To conclude, we have outlined a descriptive study of children admitted for alleged CMS in a single paediatric unit. Developmental and behavioural difficulties were found in a significant proportion of the children reviewed, and most of the children reviewed were from households with various social and financial stressors. Prevention and identification of child maltreatment should be a high priority for healthcare and social work professionals. A high index of suspicion should be exercised when dealing with households that have been previously investigated for child maltreatment issues. There should also be increased effort to reduce the long-term negative impact of child maltreatment on the children involved. This can be done via active screening for developmental and behavioural problems within the population, as well as interventions to address the problems identified.
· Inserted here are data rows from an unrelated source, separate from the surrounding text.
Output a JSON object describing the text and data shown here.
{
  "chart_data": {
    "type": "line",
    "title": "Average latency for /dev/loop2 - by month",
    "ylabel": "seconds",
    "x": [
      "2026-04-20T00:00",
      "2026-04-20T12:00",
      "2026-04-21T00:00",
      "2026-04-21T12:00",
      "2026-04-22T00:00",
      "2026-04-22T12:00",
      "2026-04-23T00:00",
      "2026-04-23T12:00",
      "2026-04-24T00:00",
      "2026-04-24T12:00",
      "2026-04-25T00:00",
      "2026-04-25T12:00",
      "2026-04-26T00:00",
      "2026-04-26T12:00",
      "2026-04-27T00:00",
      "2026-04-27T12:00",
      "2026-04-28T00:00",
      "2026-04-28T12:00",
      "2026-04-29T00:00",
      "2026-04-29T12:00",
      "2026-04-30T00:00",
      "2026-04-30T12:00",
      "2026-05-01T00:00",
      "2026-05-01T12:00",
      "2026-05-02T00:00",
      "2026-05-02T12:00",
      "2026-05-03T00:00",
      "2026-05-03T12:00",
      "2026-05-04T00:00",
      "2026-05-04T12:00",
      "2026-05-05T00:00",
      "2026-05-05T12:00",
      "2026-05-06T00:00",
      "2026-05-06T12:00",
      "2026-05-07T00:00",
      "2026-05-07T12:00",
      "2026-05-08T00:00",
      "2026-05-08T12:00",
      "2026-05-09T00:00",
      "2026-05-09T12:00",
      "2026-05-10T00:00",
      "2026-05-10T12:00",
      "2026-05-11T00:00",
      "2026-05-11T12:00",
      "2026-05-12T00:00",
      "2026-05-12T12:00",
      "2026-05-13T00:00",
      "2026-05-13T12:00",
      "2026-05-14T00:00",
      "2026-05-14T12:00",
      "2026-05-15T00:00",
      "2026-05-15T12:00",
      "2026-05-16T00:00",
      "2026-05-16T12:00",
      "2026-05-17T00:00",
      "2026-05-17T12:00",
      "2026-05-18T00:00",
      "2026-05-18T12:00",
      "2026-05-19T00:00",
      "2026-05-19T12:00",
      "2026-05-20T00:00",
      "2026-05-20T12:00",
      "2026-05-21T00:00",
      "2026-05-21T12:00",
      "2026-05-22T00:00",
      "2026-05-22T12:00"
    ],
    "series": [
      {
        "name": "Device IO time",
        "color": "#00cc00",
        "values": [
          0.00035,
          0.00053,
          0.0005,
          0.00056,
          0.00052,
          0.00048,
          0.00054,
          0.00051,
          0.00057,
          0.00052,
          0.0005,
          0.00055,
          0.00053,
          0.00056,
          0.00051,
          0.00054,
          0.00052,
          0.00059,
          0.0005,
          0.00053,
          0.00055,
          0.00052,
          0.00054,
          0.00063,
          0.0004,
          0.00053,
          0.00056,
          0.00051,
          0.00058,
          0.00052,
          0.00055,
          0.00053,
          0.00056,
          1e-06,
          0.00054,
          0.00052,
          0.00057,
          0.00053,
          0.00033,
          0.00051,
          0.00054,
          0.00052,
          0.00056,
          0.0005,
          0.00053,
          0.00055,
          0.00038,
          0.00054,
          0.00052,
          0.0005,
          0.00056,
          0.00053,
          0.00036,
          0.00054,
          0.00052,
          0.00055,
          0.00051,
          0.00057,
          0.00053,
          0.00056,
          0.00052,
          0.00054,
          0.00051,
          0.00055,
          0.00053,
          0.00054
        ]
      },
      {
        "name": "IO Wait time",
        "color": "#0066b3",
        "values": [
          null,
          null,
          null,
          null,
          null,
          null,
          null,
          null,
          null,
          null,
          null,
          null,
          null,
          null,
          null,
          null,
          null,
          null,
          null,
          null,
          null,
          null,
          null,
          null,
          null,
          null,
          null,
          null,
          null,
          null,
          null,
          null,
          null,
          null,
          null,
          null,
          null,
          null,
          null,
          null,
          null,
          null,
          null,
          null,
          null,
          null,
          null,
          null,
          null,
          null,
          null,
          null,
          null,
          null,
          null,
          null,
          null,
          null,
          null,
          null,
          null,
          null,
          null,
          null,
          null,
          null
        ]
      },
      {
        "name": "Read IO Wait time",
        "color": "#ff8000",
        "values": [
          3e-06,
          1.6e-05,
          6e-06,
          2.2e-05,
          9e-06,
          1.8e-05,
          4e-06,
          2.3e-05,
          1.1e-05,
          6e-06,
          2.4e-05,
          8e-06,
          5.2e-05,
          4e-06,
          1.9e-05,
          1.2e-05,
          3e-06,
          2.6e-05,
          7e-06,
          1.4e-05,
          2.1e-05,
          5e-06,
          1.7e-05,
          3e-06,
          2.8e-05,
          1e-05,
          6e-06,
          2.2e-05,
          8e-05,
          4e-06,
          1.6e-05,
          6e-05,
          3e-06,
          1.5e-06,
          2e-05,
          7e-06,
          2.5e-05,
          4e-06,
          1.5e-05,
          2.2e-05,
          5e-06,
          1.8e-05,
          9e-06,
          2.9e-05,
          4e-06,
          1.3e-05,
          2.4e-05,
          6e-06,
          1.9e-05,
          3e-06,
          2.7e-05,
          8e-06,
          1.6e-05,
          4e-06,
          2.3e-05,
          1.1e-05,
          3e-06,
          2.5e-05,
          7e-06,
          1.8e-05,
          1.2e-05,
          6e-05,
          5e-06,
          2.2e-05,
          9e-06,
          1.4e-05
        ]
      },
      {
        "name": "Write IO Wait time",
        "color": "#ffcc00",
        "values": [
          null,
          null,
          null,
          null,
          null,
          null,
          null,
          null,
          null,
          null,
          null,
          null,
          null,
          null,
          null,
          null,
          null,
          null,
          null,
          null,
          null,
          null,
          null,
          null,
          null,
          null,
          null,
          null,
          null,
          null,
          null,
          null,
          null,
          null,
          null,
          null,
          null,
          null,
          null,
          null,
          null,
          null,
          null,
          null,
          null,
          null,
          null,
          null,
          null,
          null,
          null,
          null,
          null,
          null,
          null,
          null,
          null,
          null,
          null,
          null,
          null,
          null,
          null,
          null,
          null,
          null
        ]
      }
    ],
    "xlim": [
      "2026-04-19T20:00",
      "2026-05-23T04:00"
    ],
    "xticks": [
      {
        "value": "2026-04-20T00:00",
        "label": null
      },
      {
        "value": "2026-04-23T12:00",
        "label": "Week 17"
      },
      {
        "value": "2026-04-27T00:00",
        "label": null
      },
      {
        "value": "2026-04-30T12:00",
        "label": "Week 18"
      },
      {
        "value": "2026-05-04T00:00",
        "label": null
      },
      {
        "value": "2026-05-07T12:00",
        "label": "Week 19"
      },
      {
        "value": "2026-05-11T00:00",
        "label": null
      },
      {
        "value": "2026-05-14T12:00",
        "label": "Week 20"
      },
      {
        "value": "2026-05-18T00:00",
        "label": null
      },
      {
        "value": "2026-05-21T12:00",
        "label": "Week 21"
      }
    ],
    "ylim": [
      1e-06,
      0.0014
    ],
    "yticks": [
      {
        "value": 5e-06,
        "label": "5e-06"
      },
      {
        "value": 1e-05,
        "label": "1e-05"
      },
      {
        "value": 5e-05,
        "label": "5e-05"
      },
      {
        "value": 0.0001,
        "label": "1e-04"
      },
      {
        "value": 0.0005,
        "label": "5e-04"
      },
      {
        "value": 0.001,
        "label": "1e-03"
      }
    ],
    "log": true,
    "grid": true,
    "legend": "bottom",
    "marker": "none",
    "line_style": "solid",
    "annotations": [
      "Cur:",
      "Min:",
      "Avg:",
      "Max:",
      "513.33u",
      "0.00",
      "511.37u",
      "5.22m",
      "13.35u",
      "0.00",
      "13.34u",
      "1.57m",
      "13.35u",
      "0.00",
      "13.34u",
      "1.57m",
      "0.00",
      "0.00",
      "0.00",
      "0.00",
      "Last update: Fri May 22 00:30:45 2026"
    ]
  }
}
This study was supported by a grant from the Singapore Children’s Society, Singapore. We would like to express our gratitude to Dr Serena Tung, Consultant; Dr Chong Shang Chee, Head and Consultant of the Child Development Unit (CDU), National University Health Systems (NUHS), Singapore; and the rest of the NUHS CDU for their support. We also thank Dr Dimple Rajgor, Medical Writer, NUHS for her help in editing, formatting and submitting the manuscript for publication.